Dia de los Muertos, or Day of the Dead, is a national holiday in Mexico but is also observed in communities throughout the world. It is part of a three-day celebration that is sometimes referred to as “days of the dead,” and celebrations often include festivals and parades. It is a time for family and friends to gather to remember and honor deceased loved ones. Ofrendas, such as the one being assembled for the Nov. 2 event, are altars that are designed to commemorate a deceased individual and are built using items such as candles, flowers, photographs and personal mementos of the deceased.
This year’s ofrenda will pay special tribute to the victims of the Aug. 3 mass shooting in El Paso, Texas. The ofrenda will remain on display at the museum during the week following the community day, until Friday, Nov. 8.
For more than 40 years, the Hope College Latino Student Organization works to promote the richness and diversity of Latino cultures through activities and events within the Hope College and Holland communities.
Since 1964, Latin Americans United for Progress in Holland has been empowering Latinos to participate in creating a better community for all.
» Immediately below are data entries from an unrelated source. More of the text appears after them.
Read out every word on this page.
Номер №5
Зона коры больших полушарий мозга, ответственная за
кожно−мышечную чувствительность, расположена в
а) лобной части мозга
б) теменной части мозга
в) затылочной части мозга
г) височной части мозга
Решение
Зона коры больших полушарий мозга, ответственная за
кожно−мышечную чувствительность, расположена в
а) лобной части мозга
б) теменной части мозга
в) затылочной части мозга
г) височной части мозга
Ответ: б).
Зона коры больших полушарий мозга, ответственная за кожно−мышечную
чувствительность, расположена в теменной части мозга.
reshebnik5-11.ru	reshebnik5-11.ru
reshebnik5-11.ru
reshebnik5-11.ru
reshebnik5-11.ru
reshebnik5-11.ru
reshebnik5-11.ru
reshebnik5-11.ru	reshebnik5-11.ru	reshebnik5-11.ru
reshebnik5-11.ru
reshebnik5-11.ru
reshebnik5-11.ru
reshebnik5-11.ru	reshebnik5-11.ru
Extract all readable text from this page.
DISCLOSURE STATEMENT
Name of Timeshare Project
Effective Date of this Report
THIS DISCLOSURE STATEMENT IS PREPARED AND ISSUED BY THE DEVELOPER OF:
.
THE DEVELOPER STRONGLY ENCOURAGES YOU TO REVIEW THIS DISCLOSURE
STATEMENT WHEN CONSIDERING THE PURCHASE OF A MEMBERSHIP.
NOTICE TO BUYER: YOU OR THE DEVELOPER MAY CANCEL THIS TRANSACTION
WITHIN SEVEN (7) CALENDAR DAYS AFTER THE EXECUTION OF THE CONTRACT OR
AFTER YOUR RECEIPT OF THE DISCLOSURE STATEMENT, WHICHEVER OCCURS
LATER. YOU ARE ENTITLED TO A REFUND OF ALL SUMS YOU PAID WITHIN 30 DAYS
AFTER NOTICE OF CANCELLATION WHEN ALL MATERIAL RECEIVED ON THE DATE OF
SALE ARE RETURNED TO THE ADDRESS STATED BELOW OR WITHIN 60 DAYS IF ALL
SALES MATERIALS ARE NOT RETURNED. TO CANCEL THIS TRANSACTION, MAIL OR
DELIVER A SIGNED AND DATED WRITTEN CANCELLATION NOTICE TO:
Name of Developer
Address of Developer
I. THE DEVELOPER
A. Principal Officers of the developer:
The Kruizenga Art Museum, opened in September 2015, functions as an educational resource for Hope College, Holland and the greater West Michigan community. The museum features two public galleries as well as a classroom and climate-controlled storage space for the approximately 4,500-object permanent collection. It is named in honor of a leadership gift from Dr. Richard and the late Margaret Kruizenga of Holland, each of whom graduated from Hope in 1952.
Admission to the Kruizenga Art Museum is always free. The museum is open Tuesdays through Saturdays from 10 a.m. to 4 p.m. More information about this year’s Dia de los Muertos Community Day, as well as about exhibitions and other events at the museum, is available at the museum’s website or social media.
The Kruizenga Art Museum is located at 271 Columbia Ave., between 10th and 13th streets.